Friday, October 8, 2010

Rubbing up to the Archdiocese of Sydney

Had an interesting experience recently. As you know I am a survivor of clergy sexual abuse at around 8 years of age. I keep up to date on this through friends and online reading, as well I am a bit of an activist (one of the names given to people like me). I had subscribed to the catholic church XT3 site as their SPIN spoke of communication etc and I had been attempting to obtain a conversation with some authoritative part of the church for some time. Their email had come in regularly and at one point I set them to delete on arrival. Moving folders around in my email one day appears to have killed the filter and they began to appear in my Inbox yet again.

I had just recently spent a few hours with different people in simply talking with them as a means of supporting them through the crap they were experiencing in their dealings with the catholic church. One of those people was Angie who was being ostracized by the Healesville Catholic community because of her outspokenness after her son was molested by their local catholic priest. What had become particularly evident again that day was the fact that those who spoke out publicly got no support and of course their claims were minimized and belittled which happens so often to people when they get to speak out about current events of abuse by the church and its systems. Perhaps I should add a note to the Clergy Abuse Survivors Handbook that the more outspoken you are in regards the sexual abuse issue in the church the more problems you have with Carelink and the so called Independent Commission and the Commissioner as it seems the best deals are still done quietly and they are still wrapped up tightly in 'commercial in-confidence' agreements with people still able to go through the entire process and come out believing they have no right to speak out. It takes them a while to realize they have been bought off and bought off very cheaply.
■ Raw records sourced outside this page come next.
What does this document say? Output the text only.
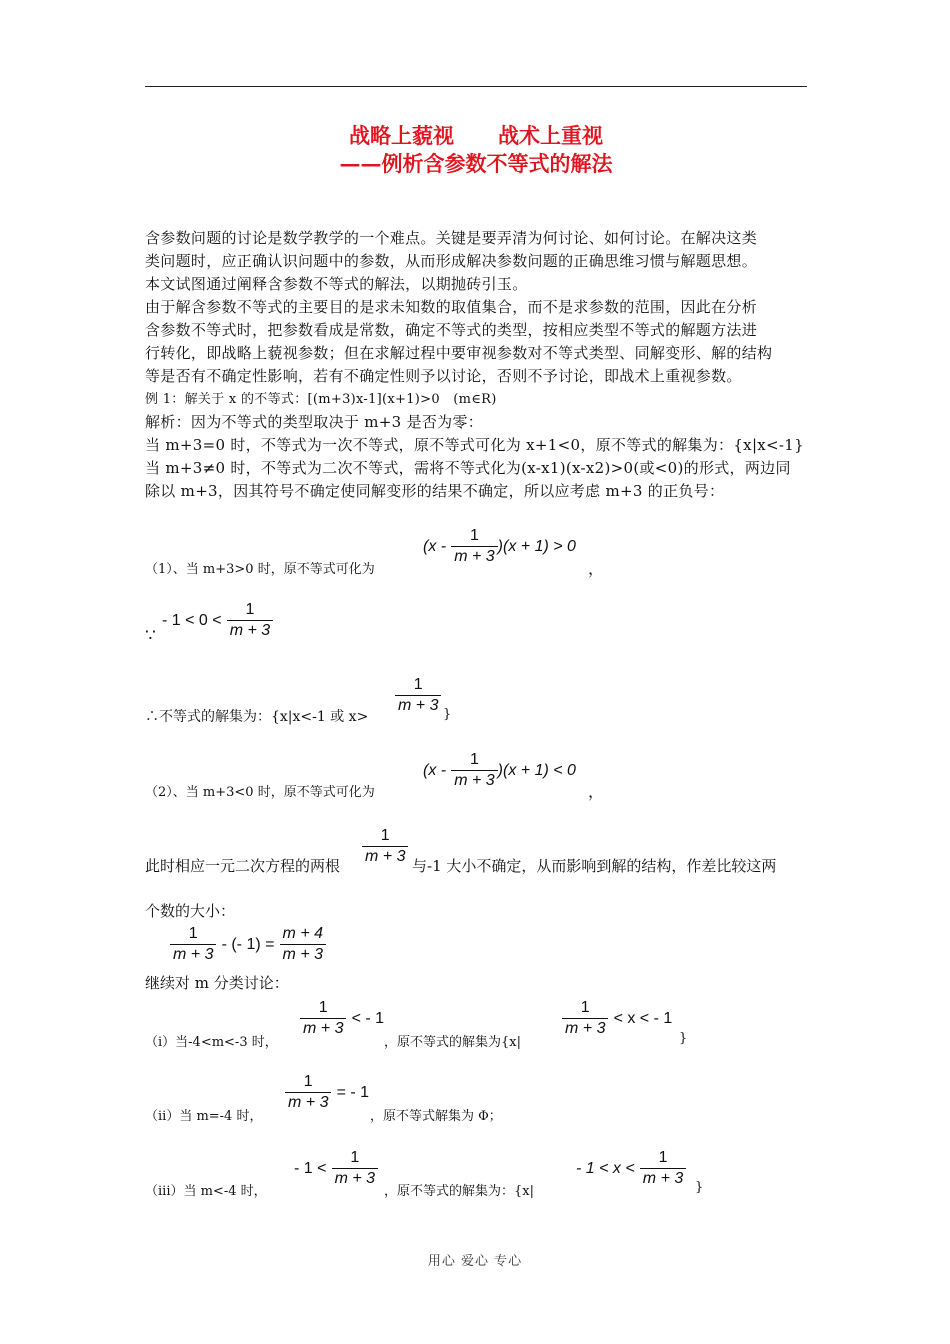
战略上藐视 战术上重视
——例析含参数不等式的解法
含参数问题的讨论是数学教学的一个难点。关键是要弄清为何讨论、如何讨论。在解决这类
类问题时，应正确认识问题中的参数，从而形成解决参数问题的正确思维习惯与解题思想。
本文试图通过阐释含参数不等式的解法，以期抛砖引玉。
由于解含参数不等式的主要目的是求未知数的取值集合，而不是求参数的范围，因此在分析
含参数不等式时，把参数看成是常数，确定不等式的类型，按相应类型不等式的解题方法进
行转化，即战略上藐视参数；但在求解过程中要审视参数对不等式类型、同解变形、解的结构
等是否有不确定性影响，若有不确定性则予以讨论，否则不予讨论，即战术上重视参数。
例 1：解关于 x 的不等式：[(m+3)x-1](x+1)>0　(m∈R)
解析：因为不等式的类型取决于 m+3 是否为零：
当 m+3=0 时，不等式为一次不等式，原不等式可化为 x+1<0，原不等式的解集为：{x|x<-1}
当 m+3≠0 时，不等式为二次不等式，需将不等式化为(x-x1)(x-x2)>0(或<0)的形式，两边同
除以 m+3，因其符号不确定使同解变形的结果不确定，所以应考虑 m+3 的正负号：
（1）、当 m+3>0 时，原不等式可化为
$(x - \frac{1}{m + 3} )(x + 1) > 0$
，
∵
- $1 < 0 < \frac{1}{m + 3}$
∴不等式的解集为：{x|x<-1 或 x>
$\frac{1}{m + 3}$ }
（2）、当 m+3<0 时，原不等式可化为
$(x - \frac{1}{m + 3} )(x + 1) < 0$
，
此时相应一元二次方程的两根 $\frac{1}{m + 3}$ 与-1 大小不确定，从而影响到解的结构，作差比较这两
个数的大小：
$\frac{1}{m + 3}$ - (- $1) = \frac{m + 4}{m + 3}$
继续对 m 分类讨论：
（i）当-4<m<-3 时，
$\frac{1}{m + 3}$ < - 1
，原不等式的解集为{x|
$\frac{1}{m + 3} < x$ < - 1
}
（ii）当 m=-4 时，
$\frac{1}{m + 3}$ = - 1
，原不等式解集为 Φ；
（iii）当 m<-4 时，
- $1 < \frac{1}{m + 3}$
，原不等式的解集为：{x|
- $1 < x < \frac{1}{m + 3}$ }
用心 爱心 专心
It seems the agreement they have made also excludes them from being of interest to policing in Victoria. This comes from attempts to obtain a description or a copy of a Memorandum of Understanding (MoU) that exists between the Victorian police and the Catholic church. When Victoria Police were asked I was told that they would be most unlikely to provide a copy of the MoU. Survivors are aware that these MoU's exist right across the world, they appear to be agreements between policing and the church about how they each can and do conduct investigations of sexual abuse when it involves Catholic clergy. These MoU's are a proxy for the catholic church's Canon Laws and they appear to be the favored mechanism for the injection of or the intermingling of church and civil law. It seems to be quite offensive that survivors of sexual abuse by catholic clergy can be the subject of an effectively secret agreement between state policing and the church.